Evaluation and Curriculum Faculty | Email Amanda Brosnan
Brosnan is an Assistant Professor in the Department of Physician Assistant Studies at the University of North Texas Health Science Center. She has worked as a Physician Assistant for the last 9 years in the areas of primary care, sleep medicine, and infectious diseases.
She currently works in pediatric health care with a focus on adolescent health. She is a Senior Atlantic Fellow, completing a fellowship in leadership and health equity with the George Washington University Milken Institute School of Public Health in 2018.
She is a current Bloomberg Fellow in Adolescent Health with Johns
Hopkins School of Public Health where she is also completing a Master of Public Health.

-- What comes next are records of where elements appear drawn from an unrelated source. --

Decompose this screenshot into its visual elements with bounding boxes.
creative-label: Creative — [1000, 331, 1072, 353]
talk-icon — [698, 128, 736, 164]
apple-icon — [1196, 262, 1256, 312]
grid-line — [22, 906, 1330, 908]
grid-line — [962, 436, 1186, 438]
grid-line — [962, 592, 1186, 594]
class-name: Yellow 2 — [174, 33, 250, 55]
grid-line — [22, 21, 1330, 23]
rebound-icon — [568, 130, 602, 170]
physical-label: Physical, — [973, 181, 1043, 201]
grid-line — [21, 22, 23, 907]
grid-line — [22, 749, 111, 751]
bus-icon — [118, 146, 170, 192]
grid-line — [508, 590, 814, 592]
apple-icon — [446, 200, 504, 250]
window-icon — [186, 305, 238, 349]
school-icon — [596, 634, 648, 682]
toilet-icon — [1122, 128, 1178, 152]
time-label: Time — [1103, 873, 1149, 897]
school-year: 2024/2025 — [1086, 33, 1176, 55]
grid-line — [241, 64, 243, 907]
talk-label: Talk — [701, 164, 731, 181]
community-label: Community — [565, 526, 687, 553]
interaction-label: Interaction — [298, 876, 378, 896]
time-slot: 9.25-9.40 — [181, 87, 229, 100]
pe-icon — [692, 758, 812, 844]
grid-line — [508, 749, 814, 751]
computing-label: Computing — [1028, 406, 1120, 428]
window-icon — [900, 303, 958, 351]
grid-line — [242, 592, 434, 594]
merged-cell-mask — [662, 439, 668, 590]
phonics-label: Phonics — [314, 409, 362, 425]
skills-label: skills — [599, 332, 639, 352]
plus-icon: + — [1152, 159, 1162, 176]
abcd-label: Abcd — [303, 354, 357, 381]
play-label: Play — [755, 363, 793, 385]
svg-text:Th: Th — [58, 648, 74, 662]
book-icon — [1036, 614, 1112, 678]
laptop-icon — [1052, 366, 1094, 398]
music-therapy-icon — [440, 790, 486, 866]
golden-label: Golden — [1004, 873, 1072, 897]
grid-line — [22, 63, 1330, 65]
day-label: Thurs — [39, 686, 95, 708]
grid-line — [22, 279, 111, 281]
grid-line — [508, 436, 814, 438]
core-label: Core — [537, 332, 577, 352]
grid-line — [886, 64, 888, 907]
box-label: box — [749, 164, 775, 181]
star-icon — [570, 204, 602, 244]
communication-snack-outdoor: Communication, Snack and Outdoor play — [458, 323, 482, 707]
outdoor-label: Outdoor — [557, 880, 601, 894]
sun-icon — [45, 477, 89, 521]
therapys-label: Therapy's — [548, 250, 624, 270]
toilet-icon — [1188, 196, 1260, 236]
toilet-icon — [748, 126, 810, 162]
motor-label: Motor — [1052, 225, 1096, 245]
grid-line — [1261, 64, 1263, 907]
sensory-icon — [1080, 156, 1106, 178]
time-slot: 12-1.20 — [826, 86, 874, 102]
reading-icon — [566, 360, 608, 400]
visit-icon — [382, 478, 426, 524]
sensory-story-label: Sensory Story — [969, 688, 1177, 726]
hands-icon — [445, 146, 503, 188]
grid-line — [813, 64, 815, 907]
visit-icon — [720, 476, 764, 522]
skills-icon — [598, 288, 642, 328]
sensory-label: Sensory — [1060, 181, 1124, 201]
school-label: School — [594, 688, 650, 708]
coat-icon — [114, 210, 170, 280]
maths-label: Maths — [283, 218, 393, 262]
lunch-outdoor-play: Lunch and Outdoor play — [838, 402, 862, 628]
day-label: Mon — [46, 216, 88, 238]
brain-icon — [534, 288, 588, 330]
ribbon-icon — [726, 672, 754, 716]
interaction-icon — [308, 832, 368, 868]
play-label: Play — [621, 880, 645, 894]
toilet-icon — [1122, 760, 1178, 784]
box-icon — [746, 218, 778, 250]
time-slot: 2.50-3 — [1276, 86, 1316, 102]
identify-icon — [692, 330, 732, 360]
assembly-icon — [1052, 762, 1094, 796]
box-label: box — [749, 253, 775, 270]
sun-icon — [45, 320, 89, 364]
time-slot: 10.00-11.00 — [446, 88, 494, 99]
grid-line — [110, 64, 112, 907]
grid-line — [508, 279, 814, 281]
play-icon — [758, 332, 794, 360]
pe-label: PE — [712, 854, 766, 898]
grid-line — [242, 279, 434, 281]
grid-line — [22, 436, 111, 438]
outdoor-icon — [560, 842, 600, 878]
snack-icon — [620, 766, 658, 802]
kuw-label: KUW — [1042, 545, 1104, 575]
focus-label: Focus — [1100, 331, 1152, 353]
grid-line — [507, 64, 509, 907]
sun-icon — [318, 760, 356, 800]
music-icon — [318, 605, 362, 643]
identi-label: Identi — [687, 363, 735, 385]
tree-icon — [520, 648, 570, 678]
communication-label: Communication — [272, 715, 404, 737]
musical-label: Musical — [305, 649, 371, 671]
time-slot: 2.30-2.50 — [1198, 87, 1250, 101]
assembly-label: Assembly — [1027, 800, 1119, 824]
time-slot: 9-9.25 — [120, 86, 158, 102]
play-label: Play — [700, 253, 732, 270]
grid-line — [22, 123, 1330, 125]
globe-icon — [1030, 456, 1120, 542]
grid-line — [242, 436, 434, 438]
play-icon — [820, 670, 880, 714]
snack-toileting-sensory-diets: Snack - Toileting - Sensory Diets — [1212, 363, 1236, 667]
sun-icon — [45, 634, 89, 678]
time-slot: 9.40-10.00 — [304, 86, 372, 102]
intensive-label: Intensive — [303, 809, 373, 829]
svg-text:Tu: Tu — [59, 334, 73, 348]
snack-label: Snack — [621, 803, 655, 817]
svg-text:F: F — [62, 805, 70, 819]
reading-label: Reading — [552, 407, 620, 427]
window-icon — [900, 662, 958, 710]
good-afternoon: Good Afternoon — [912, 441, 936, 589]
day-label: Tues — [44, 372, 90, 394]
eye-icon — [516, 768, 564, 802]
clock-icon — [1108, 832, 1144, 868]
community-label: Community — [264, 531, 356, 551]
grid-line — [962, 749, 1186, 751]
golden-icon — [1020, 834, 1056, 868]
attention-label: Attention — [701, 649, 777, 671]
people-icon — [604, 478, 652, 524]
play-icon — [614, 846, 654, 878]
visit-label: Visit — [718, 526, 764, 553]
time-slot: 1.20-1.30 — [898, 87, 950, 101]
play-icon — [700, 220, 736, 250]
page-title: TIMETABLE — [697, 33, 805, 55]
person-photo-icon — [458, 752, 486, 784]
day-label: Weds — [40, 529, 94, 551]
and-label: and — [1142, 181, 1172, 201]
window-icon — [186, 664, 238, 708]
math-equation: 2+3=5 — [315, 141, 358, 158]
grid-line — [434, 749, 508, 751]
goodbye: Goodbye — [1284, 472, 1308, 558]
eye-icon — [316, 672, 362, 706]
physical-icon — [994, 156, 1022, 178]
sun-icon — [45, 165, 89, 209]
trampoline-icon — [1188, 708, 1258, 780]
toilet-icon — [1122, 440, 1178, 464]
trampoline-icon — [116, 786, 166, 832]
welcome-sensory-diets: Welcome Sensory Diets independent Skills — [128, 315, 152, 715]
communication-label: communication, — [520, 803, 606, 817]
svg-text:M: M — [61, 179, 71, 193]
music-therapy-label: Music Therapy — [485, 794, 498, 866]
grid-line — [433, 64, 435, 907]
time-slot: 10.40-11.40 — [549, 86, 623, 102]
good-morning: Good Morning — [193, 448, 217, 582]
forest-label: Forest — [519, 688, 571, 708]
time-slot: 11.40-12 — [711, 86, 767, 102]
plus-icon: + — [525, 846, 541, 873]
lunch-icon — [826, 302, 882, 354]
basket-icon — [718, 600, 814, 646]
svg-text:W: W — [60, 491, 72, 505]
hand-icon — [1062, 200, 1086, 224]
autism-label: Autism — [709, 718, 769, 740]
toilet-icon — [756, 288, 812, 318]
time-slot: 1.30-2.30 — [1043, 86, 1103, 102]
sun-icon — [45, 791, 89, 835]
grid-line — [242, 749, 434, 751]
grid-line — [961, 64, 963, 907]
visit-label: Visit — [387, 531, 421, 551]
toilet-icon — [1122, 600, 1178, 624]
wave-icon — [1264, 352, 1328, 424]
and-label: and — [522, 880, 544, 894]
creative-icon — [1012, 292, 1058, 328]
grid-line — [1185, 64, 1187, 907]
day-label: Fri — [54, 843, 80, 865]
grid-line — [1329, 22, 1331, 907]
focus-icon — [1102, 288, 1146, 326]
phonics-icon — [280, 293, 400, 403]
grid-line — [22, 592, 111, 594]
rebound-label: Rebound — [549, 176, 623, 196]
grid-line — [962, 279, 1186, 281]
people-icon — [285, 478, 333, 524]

She will be serving as an evaluation and curriculum lead faculty member for AETC at HSC.
Evaluation and Curriculum Faculty
Dr. Malinee Neelamegam is an epidemiologist and Assistant Professor at the Department of Population and Community Health, School of Public Health at the University of North Texas Health Science Center. Her research focusses on understanding and improving aging in communities that have historically faced health disparities. She has a special interest in cognitive aging and improving the well being of older adults living and aging with HIV.
Senior Program Manager | Email Eve Asuelime
Eve serves as the Senior Program Manager – Infectious Diseases for the Center for Health Policy in the Division of Research and Innovation at the University of North Texas Health Science Center. Eve previously was the Manager of Clinical Operations at an Infectious Diseases/HIV Primary Care clinic where she managed a multi-disciplinary team who provides outpatient HIV primary care and support services for people living with HIV and other infectious diseases.
She prepared, managed, and administered Health Resources and Service Administration (HRSA) Ryan White Part A, B, D, State Services, and Ending the HIV Epidemic (EHE) grants. She also managed the DSHS HIV Routine Testing Screening grant.
Eve holds a Bachelor of Science in Life Science from the Pennsylvania State University, and a Master’s degree in Business Administration with a concentration in Healthcare Management from Widener University. Eve is a Certified Lean Six Sigma Green Belt.